By autumn 2021, Rostov Oblast had been chosen as the most suitable region for construction due to its economic and geographic location and developed transport infrastructure.

== Partnership and customers ==
Success Rockets expects legal support, access to test stands, and orders from the Roscosmos corporation as the Sfera project requires hundreds of small spacecraft. The company is already working with Roscosmos' subdivisions.

In July 2021, Roscartography placed an order for a constellation of 36 satellites for Earth remote sensing in optical and infrared spectral ranges. In December an agreement was signed with Rostelecom. The companies plan to create a satellite constellation for broadband Internet and collaborate in data analysis.

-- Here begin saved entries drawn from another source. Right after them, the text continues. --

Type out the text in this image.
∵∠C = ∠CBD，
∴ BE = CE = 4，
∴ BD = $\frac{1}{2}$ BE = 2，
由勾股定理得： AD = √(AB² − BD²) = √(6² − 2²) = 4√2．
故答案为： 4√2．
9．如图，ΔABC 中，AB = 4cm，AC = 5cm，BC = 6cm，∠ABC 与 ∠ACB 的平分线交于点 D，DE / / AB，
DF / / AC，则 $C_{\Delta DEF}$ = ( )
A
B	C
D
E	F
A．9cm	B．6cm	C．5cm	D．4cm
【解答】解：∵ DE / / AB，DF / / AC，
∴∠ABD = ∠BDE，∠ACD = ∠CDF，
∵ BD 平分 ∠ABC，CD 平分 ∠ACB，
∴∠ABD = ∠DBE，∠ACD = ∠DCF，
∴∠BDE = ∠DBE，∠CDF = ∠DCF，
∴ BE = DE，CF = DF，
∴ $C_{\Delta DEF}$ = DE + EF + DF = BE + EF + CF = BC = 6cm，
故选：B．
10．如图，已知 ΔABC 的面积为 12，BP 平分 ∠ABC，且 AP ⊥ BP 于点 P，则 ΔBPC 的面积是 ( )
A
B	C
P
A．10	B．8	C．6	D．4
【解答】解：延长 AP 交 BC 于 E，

In August 2021, SR and China's Chamber of Commerce and Industry signed an agreement on space cooperation on Chinese territory. According to the agreement, an SR subdivision will be opened at the Wenchang Space Launch Site on Hainan Island. The Wenchang province is developing into a space exploration cluster with promising legal conditions. Mansurov hopes to attract Chinese partners, probably because in 2020 local investments in private space companies reached almost $1 billion. In March 2022, an SR's subsidiary SR Satellites was selected by the Zayed Middle East accelerator. The accelerator provides startups with access to the UAE market.